Opinion
No. 00 C 4385
July 27, 2000
MEMORANDUM OPINION AND ORDER
This Court's sua sponte July 21, 2000 memorandum opinion and order ("Opinion") red-flagged for plaintiff Richard Dickieson ("Dickieson") and his counsel a problem that figuratively jumped out from the pages of his Complaint against his former employer DER Travel Service, Inc. ("DER") and its president and senior vice president: the clear applicability of what has become known as "the intracorporate conspiracy doctrine" that bars conspiracy claims under 42 U.S.C. § 1985 ("Section 1985") in this Circuit. Dickieson's counsel has responded swiftly with a July 25 Memorandum of Law ("Memorandum," or "Mem. ___" where its specific pages are cited), beating by two days the July 27 timetable that the Opinion had set for such a response.
Essentially the thrust of the Memorandum is that this Court, instead of adhering to the Seventh Circuit's Payton decision referred to in the Opinion, should instead follow this year's en banc decision of the Eleventh Circuit in McAndrew v. Lockheed Martin Corp., 206 F.3d 1031 (11th Cir. 2000). In McAndrew that Court of Appeals distinguished between a plaintiff's claims that are brought under Section 1985(3) (as to which that Circuit has followed our own in recognizing and applying the intracorporate conspiracy doctrine) and Section 1985(2) claims (where that Circuit has now chosen to take a different path).
But this Court is of course duty bound to follow Seventh Circuit and not Eleventh Circuit law. And our own Court of Appeals has expressly applied the intracorporate conspiracy doctrine to bar Section 1985(2) claims as well — indeed, it did so in Wright v. Illinois Dep't of Children Family Servs., 40 F.3d 1492, 1507-08 (7th Cir. 1994), a case that addressed a claim just like Dickieson's: one that alleged a conspiracy on defendants' part to deny access to the federal courts. And there is no principled way to distinguish the situation addressed inWright from that in the present case in terms of "egregious circumstances" (which is the fallback position sought to be advanced in the Memorandum).
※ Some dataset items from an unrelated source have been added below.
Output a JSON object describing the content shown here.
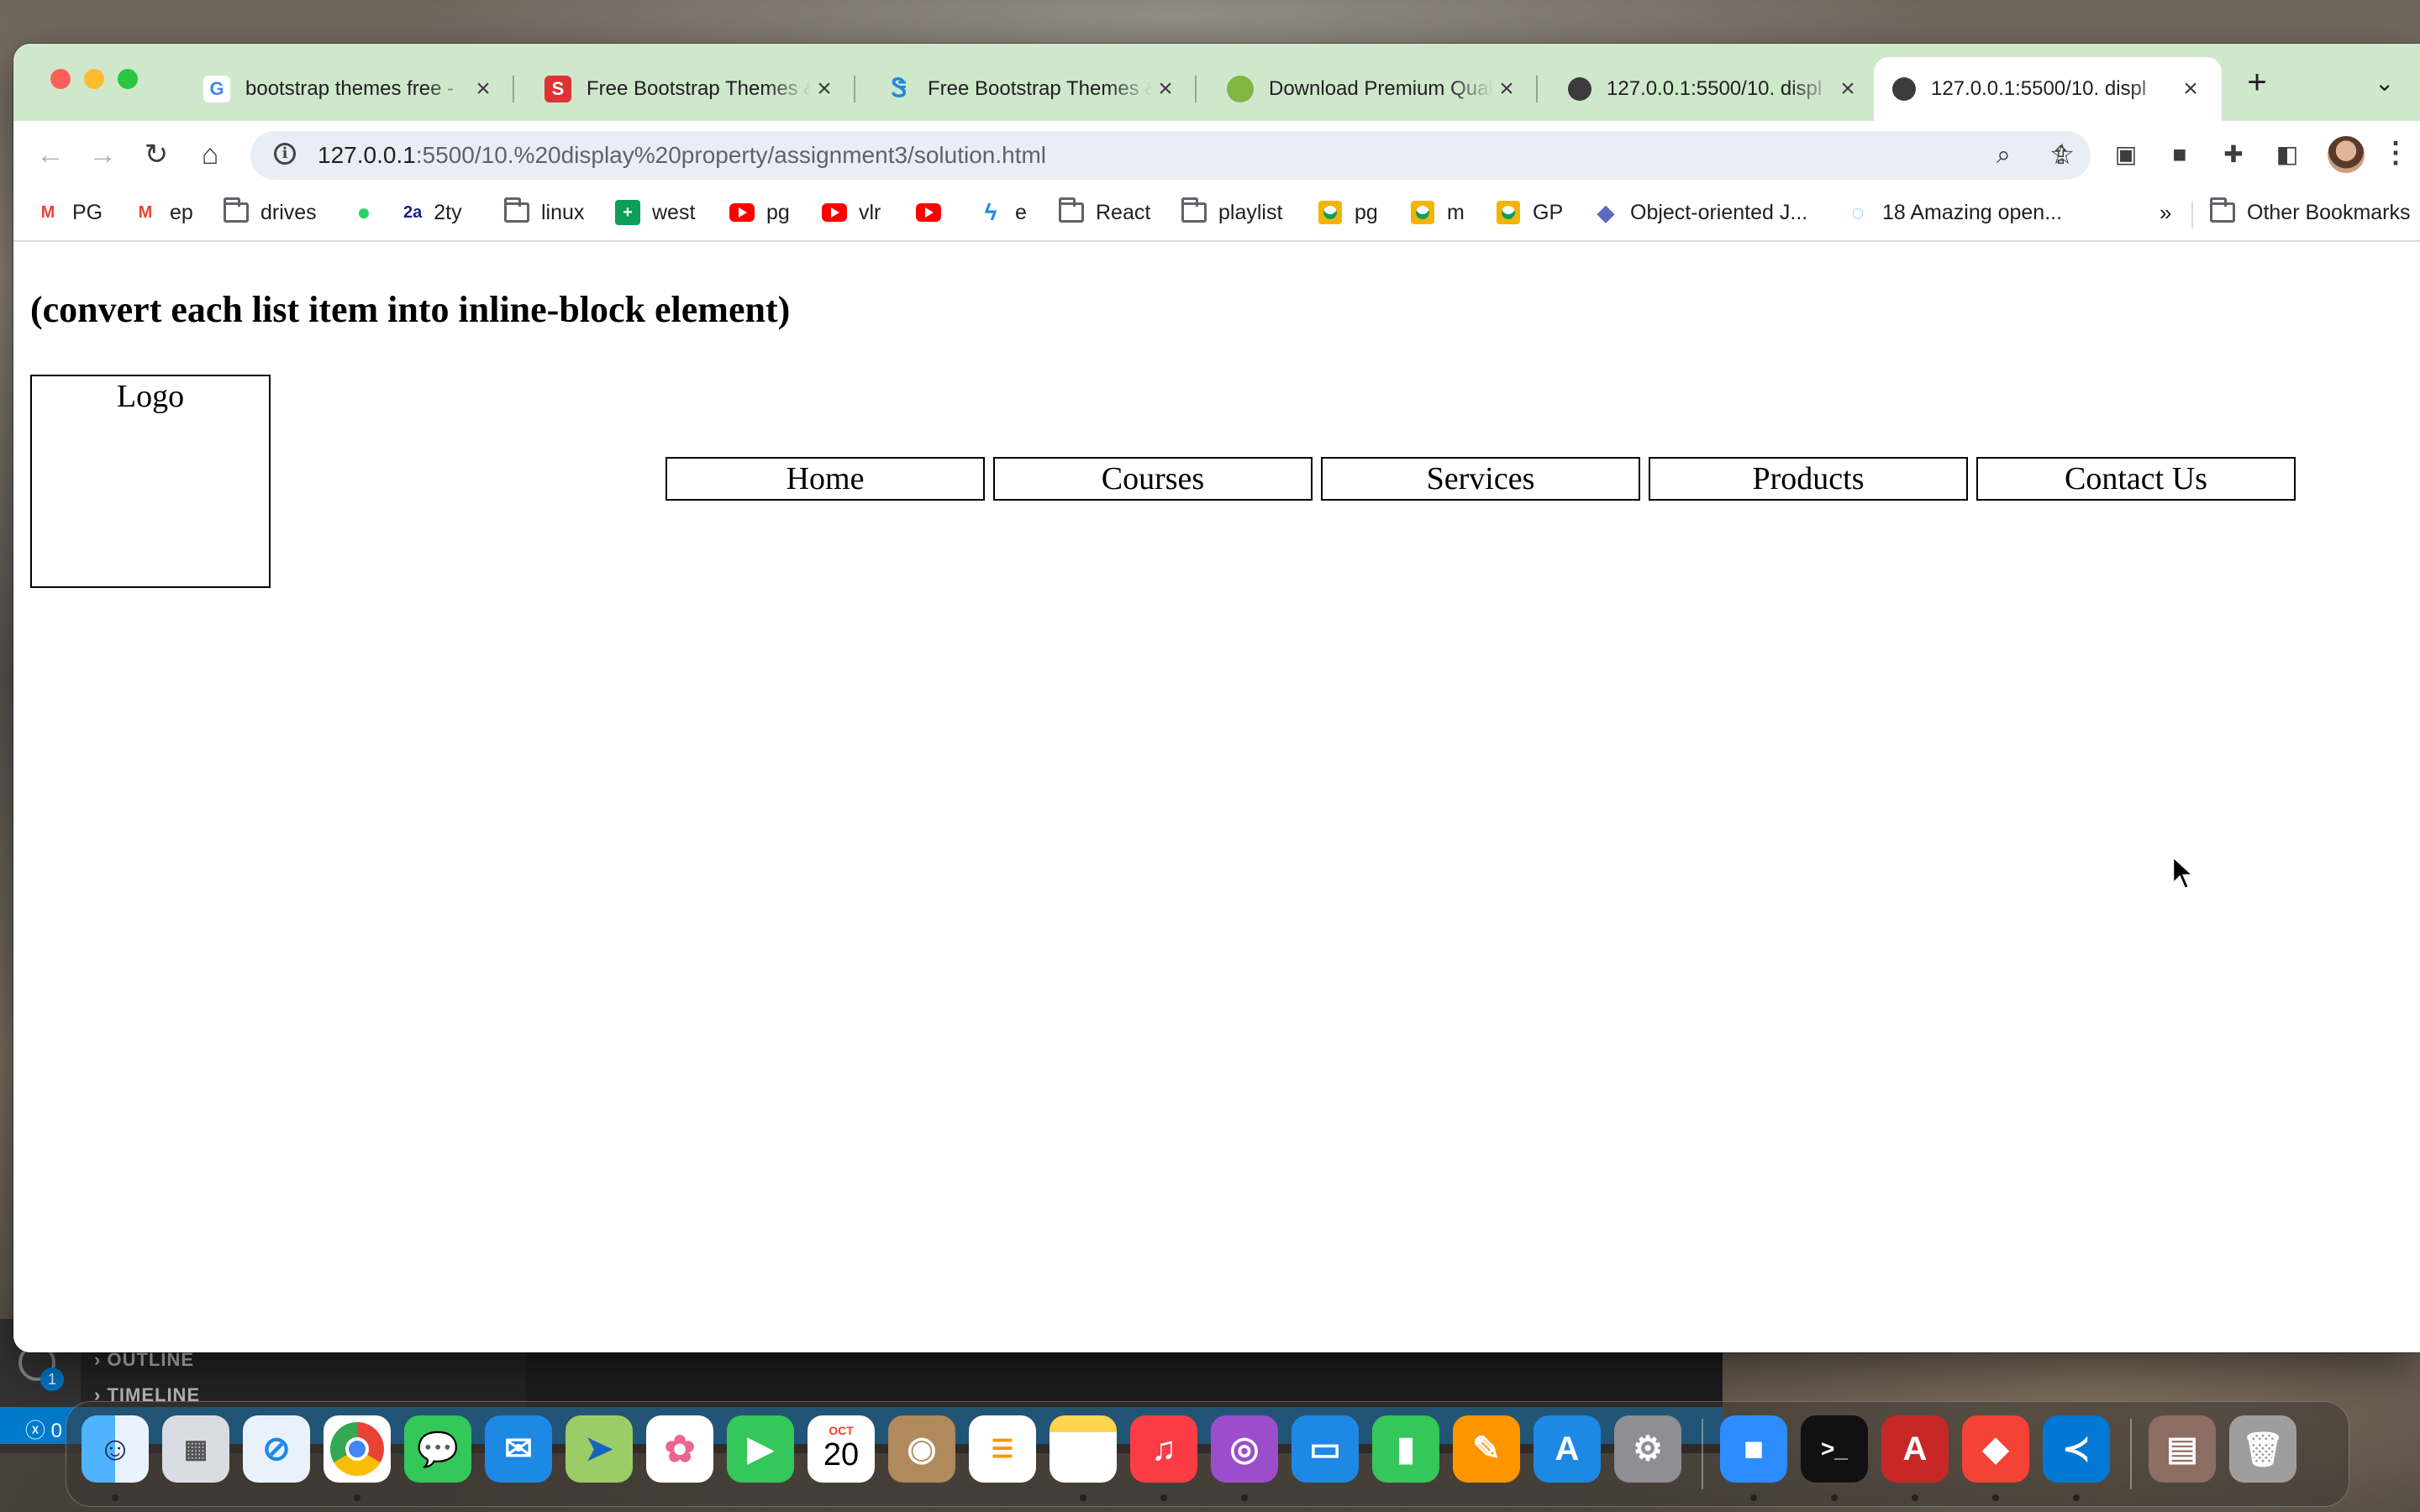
{
  "browser": {
    "tabs": [
      {
        "title": "bootstrap themes free -",
        "icon": "google-icon",
        "active": false
      },
      {
        "title": "Free Bootstrap Themes &",
        "icon": "startbootstrap-icon",
        "active": false
      },
      {
        "title": "Free Bootstrap Themes &",
        "icon": "bootstrapmade-icon",
        "active": false
      },
      {
        "title": "Download Premium Qual",
        "icon": "themeforest-icon",
        "active": false
      },
      {
        "title": "127.0.0.1:5500/10. displ",
        "icon": "globe-icon",
        "active": false
      },
      {
        "title": "127.0.0.1:5500/10. displ",
        "icon": "globe-icon",
        "active": true
      }
    ],
    "address_host": "127.0.0.1",
    "address_rest": ":5500/10.%20display%20property/assignment3/solution.html",
    "bookmarks": [
      {
        "label": "PG",
        "icon": "gmail-icon"
      },
      {
        "label": "ep",
        "icon": "gmail-icon"
      },
      {
        "label": "drives",
        "icon": "folder-icon"
      },
      {
        "label": "",
        "icon": "whatsapp-icon"
      },
      {
        "label": "2ty",
        "icon": "2a-icon"
      },
      {
        "label": "linux",
        "icon": "folder-icon"
      },
      {
        "label": "west",
        "icon": "sheets-icon"
      },
      {
        "label": "pg",
        "icon": "youtube-icon"
      },
      {
        "label": "vlr",
        "icon": "youtube-icon"
      },
      {
        "label": "",
        "icon": "youtube-icon"
      },
      {
        "label": "e",
        "icon": "bolt-icon"
      },
      {
        "label": "React",
        "icon": "folder-icon"
      },
      {
        "label": "playlist",
        "icon": "folder-icon"
      },
      {
        "label": "pg",
        "icon": "classroom-icon"
      },
      {
        "label": "m",
        "icon": "classroom-icon"
      },
      {
        "label": "GP",
        "icon": "classroom-icon"
      },
      {
        "label": "Object-oriented J...",
        "icon": "bird-icon"
      },
      {
        "label": "18 Amazing open...",
        "icon": "spinner-icon"
      }
    ],
    "bookmarks_overflow": "»",
    "other_bookmarks": "Other Bookmarks"
  },
  "page": {
    "heading": "(convert each list item into inline-block element)",
    "logo": "Logo",
    "nav": [
      "Home",
      "Courses",
      "Services",
      "Products",
      "Contact Us"
    ]
  },
  "vscode": {
    "outline": "OUTLINE",
    "timeline": "TIMELINE",
    "badge": "1",
    "status_errors": "0"
  },
  "dock": {
    "calendar_month": "OCT",
    "calendar_day": "20"
  },
  "colors": {
    "tabstrip": "#cfe8cc",
    "omnibox": "#e9eef6"
  }
}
Dickieson's counsel obviously has not done his homework fully in stating, as the "First" proposition in his conclusion (Mem. 6);
The only appellate authority is that the "intracorporate conspiracy" doctrine does not apply to a claim under § 1985(2). E.g., McAndrew v. Lockheed, et al., supra. No contrary authority exists in this or any other Circuit.
After all, it has taken only a few minutes' research to locate Wright. It is less surprising that the otherwise thoughtful McAndrew opinion failed to acknowledge or discuss our Court of Appeals' contrary holding inWright either — the Eleventh Circuit was announcing its own doctrine, not being bound (as are Dickieson and this Court) to conform to Seventh Circuit law).
Thus Mem. 6 is wrong in asserting that Dickieson's Section 1985(2) claim fits within the "egregious circumstances" exception, as it has been limited by our Court of Appeals to defendants' conduct "motivated solely by personal [rather than corporate] bias" (as set out in Payton, 184 F.3d at 633 n. 9). All of the Complaint's allegations (including Complaint ¶¶ 44, 45 and 46, to which Dickieson attempts to point) speak of defendants and their concerns collectively as well as individually.
Accordingly, as forecast in the Opinion if Dickieson proved unable to "dodge that fatal blow" stemming from the intracorporate conspiracy doctrine, this Court dismisses his Count I claim under Section 1985(2), a dismissal that also carries with it the dismissal of the two individual defendants. It appears from Mem. 6, however, that Dickieson wishes to remain in this federal court on the Count II state law claim against DER alone. This Court is therefore contemporaneously issuing its customary minute order establishing an initial status hearing date and providing for the litigants' activities preceding that date.